Tamara: el triunfo de la civilización sobre la barbarie
Si el CIS hiciese una encuesta sin cocinar el resultado, la mayoría de los españoles se creerían más listos que Tamara Falcó
No pasen página aún, no refunfuñen por lo pesados que nos hemos puesto los escribidores de periódicos con lo de Tamara, que aún quedo yo. Esta columna no podía ver pasar semejante carro (en realidad, una carroza hecha en Porcelanosa y tapizada por Carolina Herrera) sin subirse a él.

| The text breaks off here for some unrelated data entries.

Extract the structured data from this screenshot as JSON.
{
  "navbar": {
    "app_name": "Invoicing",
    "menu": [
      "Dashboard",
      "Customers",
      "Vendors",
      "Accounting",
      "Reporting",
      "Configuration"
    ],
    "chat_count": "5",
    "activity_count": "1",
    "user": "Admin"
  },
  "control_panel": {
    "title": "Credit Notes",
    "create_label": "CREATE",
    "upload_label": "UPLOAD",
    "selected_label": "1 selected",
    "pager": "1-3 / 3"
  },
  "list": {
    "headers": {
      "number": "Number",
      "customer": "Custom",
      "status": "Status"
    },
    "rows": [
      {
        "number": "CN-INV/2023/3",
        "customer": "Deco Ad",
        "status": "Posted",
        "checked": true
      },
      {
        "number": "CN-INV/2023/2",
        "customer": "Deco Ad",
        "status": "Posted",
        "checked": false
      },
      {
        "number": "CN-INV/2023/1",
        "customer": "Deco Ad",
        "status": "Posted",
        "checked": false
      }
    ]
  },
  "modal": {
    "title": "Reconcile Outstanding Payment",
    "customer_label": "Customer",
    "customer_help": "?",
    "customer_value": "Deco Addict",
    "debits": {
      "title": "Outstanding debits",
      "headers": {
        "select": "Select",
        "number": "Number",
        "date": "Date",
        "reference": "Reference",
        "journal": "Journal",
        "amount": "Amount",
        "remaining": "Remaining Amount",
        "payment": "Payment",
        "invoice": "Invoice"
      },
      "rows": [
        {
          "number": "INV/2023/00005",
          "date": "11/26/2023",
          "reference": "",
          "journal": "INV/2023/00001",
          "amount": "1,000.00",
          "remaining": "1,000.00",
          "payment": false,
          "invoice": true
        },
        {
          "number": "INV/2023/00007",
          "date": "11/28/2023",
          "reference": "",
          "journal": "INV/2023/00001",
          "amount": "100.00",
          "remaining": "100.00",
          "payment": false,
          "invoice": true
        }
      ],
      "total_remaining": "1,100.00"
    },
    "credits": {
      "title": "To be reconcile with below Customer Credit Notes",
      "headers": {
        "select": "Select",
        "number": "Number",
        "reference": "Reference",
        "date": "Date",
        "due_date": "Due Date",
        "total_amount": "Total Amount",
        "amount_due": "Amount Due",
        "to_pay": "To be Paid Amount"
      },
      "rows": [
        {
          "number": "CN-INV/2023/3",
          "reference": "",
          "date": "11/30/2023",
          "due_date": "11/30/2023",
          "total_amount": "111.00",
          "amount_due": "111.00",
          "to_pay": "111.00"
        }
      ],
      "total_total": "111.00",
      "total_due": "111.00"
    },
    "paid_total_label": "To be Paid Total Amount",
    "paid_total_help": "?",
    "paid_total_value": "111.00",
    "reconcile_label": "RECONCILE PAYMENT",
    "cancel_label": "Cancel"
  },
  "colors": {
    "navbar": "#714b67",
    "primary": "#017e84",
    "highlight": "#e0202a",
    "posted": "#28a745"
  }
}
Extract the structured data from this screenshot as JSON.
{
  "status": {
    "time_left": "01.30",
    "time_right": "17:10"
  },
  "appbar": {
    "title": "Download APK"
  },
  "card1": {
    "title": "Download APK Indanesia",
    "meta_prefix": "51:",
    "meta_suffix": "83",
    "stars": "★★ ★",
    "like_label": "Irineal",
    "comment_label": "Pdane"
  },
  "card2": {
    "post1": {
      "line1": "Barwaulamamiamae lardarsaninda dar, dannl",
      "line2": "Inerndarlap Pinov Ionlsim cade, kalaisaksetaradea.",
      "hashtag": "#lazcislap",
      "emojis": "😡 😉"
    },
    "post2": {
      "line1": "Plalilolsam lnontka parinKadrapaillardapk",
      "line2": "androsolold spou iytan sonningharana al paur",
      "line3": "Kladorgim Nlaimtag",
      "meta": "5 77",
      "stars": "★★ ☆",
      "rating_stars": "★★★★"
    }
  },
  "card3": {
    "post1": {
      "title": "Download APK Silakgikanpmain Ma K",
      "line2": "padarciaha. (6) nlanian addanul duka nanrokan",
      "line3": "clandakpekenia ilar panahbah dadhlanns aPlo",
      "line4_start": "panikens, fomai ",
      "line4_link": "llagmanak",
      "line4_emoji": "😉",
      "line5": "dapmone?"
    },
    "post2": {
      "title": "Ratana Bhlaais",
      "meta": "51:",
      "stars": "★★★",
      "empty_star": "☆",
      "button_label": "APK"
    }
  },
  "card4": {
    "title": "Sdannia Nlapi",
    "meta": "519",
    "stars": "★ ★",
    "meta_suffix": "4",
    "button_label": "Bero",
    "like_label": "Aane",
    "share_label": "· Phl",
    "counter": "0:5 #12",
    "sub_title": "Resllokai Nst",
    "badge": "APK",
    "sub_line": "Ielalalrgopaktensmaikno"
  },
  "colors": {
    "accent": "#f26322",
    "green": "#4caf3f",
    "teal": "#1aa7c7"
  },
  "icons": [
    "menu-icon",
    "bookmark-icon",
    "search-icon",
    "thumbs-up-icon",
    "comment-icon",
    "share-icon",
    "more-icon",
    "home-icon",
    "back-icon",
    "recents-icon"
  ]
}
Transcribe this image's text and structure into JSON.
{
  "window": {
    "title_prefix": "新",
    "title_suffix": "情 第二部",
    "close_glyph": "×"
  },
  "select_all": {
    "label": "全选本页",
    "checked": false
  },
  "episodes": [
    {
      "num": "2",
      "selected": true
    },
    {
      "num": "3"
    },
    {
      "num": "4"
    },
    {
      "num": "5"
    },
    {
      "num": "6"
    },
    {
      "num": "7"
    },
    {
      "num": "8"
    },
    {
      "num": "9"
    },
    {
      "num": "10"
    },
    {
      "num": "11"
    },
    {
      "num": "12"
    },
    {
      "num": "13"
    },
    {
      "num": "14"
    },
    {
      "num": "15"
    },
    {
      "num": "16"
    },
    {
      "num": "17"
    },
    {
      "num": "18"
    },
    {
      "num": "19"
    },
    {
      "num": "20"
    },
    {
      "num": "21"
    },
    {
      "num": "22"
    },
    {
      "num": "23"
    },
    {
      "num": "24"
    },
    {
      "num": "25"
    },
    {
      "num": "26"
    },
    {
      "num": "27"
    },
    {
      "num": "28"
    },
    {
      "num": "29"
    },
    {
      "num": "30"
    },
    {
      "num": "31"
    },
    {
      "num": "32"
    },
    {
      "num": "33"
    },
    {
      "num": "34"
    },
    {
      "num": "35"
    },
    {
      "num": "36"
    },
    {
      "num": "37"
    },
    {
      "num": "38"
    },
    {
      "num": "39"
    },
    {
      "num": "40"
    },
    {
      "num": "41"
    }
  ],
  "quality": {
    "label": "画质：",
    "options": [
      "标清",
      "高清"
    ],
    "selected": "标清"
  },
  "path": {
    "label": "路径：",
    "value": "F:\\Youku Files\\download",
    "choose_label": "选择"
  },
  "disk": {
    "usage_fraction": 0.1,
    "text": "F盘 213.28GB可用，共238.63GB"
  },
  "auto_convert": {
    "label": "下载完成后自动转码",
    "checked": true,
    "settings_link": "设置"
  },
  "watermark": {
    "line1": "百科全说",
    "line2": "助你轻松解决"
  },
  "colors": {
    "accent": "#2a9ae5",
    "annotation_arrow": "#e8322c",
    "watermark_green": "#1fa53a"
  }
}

Si el CIS hiciese una encuesta sin cocinar el resultado, la mayoría de los españoles se creerían más listos que Tamara Falcó. Incluso mucho más listos que Tamara. El tal Onieva se creía más listo que Tamara Falcó, y después de ver la docuserie de Netflix, es de admirar el exceso de confianza del muchacho, que creía poder burlar a la burladora mayor del reino. Creer que uno puede engañar a Tamara y salir indemne poniendo carita de bueno es muy poco inteligente.
La jugada de Tamara, pasando de víctima a victimario en dos gestos y domando con un chiste a las alimañas que hubieran despedazado a cualquier otro en su lugar, es digna de un genio de la estrategia. Tamara es la napoleona del corazón, pero no es eso lo que más me ha gustado del episodio, sino cómo se erigió ante Juan del Val en El hormiguero en la libertad guiando al pueblo de la civilización. “No somos animales”, le dijo al Príncipe de Beukelaer del poliamor. El mundo de lujo ridículo en el que vive Tamara puede leerse como la sublimación rococó del ideal civilizado: nos reprimimos constantemente. Reprimimos el hambre, reprimimos los insultos, reprimimos los gases y reprimimos, también, las ganas de besar a modelos hippies en el desierto de Estados Unidos. Cada día sacrificamos los instintos en los altares de la civilización. Quien vea en Tamara tan solo a una pija (como les pasó a los creadores de su serie) se perderá la grandeza del personaje y la elegancia con que desasna el mundo alrededor.